Bir tık fazla abartmışsınız bence adam size bilerek niye getirmemezlik yapsın unutmuştur belki. Size garezi mi var ki olur böyle şeyler bu kadar takmayın kafanıza.
 
Öncelikle her olayın altında kötülük arama. Ayrıca sırf yemek gelmedi diye kendini değersiz hissedeceksen hiç yeme dışarıda o zaman ne saçma bir duygu durumu bu? Sorarsın adama fakat adam seni ghostladığı halde de sormamışsın. 30dk 40dk beklemek kimsenin hak etmediği bir şey sende gidip sorup duracaktın ısrarla. Çıkarken de kapıdaki abiye değil oradaki kasa başındaki çalışana söyleyecektin bunu. Ayrıca çekingen olman senin hakkını aramana engel değil bir de ne kadar çekingen olursan ol bunun hakkında soru sormak çok da zor değil. Şimdi dersin muhtemelen "sen çekingen değilsin ki ne anlayacaksın" diye, bende çekingenim hatta senden daha bile çekingen biriyimdir muhtemelen fakat böyle bir şey yaşadığımda da gidip 2-3 kez soruyorum. Her çekingen adam bunu yaşamaz sorun sende tamamen.

Öncelikle ben olayın altında kötülük aramıyorum. Yaşadığım olayı hissi anlatıyorum. Sen ise benim hissettiğim duyguları küçümseyip "sorardın canım ne var ki?" diyerek meseleyi tamamen kişisel güce indirgemişsin. İlginç şudur ki kendinde çok çekingenim diyorsun ama bir yandan benim hissettiğim şeyi sorun diye yaftalıyorsun. Yani hem çekingen olduğunu iddia ediyorsun hem de çekingenliğin insandan insana farklı olduğunu kabul etmiyorsun.
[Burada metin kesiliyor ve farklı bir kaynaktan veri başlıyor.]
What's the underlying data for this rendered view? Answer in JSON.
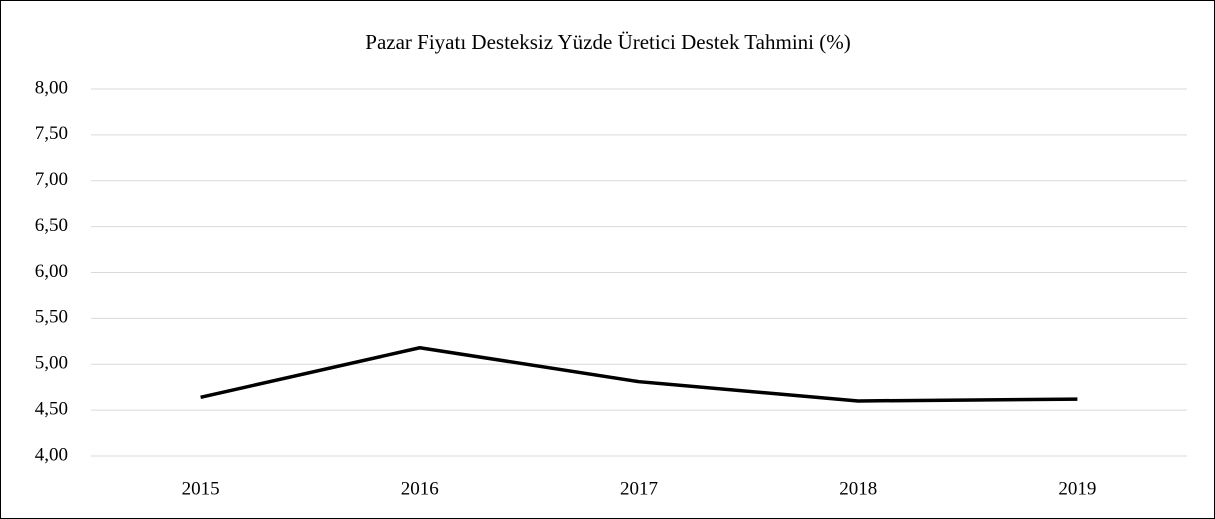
{
  "chart_data": {
    "type": "line",
    "title": "Pazar Fiyatı Desteksiz Yüzde Üretici Destek Tahmini (%)",
    "categories": [
      "2015",
      "2016",
      "2017",
      "2018",
      "2019"
    ],
    "series": [
      {
        "name": "Pazar Fiyatı Desteksiz Yüzde Üretici Destek Tahmini (%)",
        "color": "#000000",
        "values": [
          4.64,
          5.18,
          4.81,
          4.6,
          4.62
        ]
      }
    ],
    "ylim": [
      4,
      8
    ],
    "yticks": [
      {
        "value": 4,
        "label": "4,00"
      },
      {
        "value": 4.5,
        "label": "4,50"
      },
      {
        "value": 5,
        "label": "5,00"
      },
      {
        "value": 5.5,
        "label": "5,50"
      },
      {
        "value": 6,
        "label": "6,00"
      },
      {
        "value": 6.5,
        "label": "6,50"
      },
      {
        "value": 7,
        "label": "7,00"
      },
      {
        "value": 7.5,
        "label": "7,50"
      },
      {
        "value": 8,
        "label": "8,00"
      }
    ],
    "grid": true
  }
}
Ben sipariş yüzünden değil görmezden gelinme hissi yüzünden değersiz hissetmiştim kendimi. Bunu anlamamak senin eksikliğin. "dışarıda yeme o zaman" demende konuya ne kadar uzak olduğunu gösteriyor. Bu üzülüyosan üzülme o zaman demekle aynı mantık? :D ayrıca kimsenin yaşadığı durumu küçümsemek empati yapmak değildir. Madem çekingenliği bildiğini savunuyorsun o zaman onun herkeste farklı işlediğini de bilmen gerekirdi.
 
Öncelikle ben olayın altında kötülük aramıyorum. Yaşadığım olayı hissi anlatıyorum. Sen ise benim hissettiğim duyguları küçümseyip "sorardın canım ne var ki?" diyerek meseleyi tamamen kişisel güce indirgemişsin. İlginç şudur ki kendinde çok çekingenim diyorsun ama bir yandan benim hissettiğim şeyi sorun diye yaftalıyorsun. Yani hem çekingen olduğunu iddia ediyorsun hem de çekingenliğin insandan insana farklı olduğunu kabul etmiyorsun. Ben sipariş yüzünden değil görmezden gelinme hissi yüzünden değersiz hissetmiştim kendimi. Bunu anlamamak senin eksikliğin. "dışarıda yeme o zaman" demende konuya ne kadar uzak olduğunu gösteriyor. Bu üzülüyosan üzülme o zaman demekle aynı mantık? :D ayrıca kimsenin yaşadığı durumu küçümsemek empati yapmak değildir. Madem çekingenliği bildiğini savunuyorsun o zaman onun herkeste farklı işlediğini de bilmen gerekirdi.
Kimsenin seni görmezden geldiği yok sen kendini fazla değerli görüyorsun sadece. Prens falansan evinde hizmetkarın her gün sana yemek hazırlasın hem seni görmezden gelmez 😃. Boş yere kendince içerlemişsin bir de büyütme dediğimiz de de laf yapıyorsun. Sende şu şeyler gibisin: İlgi almak için konu açanlar. Dediğim gibi eğer böyle hissedeceksen dışarda yemek falan yeme ayrıca herkes de farklı işlediğini biliyorum merak etme fakat bu sende engel olamaz hani adama gidip de soru soramıyorsan bunla alakalı muhtemelen 1 yıl sonra evden çıkmış falan olman lazım. Madem ki çekingensin o zaman bunu aşacak şeyler yap mesela garsona yemeğim nerde kaldı diye sorarak başlayabilirsin.
 
Kimsenin seni görmezden geldiği yok sen kendini fazla değerli görüyorsun sadece. Prens falansan evinde hizmetkarın her gün sana yemek hazırlasın hem seni görmezden gelmez 😃. Boş yere kendince içerlemişsin bir de büyütme dediğimiz de de laf yapıyorsun. Sende şu şeyler gibisin: İlgi almak için konu açanlar. Dediğim gibi eğer böyle hissedeceksen dışarıda yemek falan yeme ayrıca herkes de farklı işlediğini biliyorum merak etme fakat bu sende engel olamaz hani adama gidip de soru soramıyorsan bununla alakalı muhtemelen 1 yıl sonra evden çıkmış falan olman lazım. Mademki çekingensin o zaman bunu aşacak şeyler yap mesela garsona yemeğim nerede kaldı diye sorarak başlayabilirsin.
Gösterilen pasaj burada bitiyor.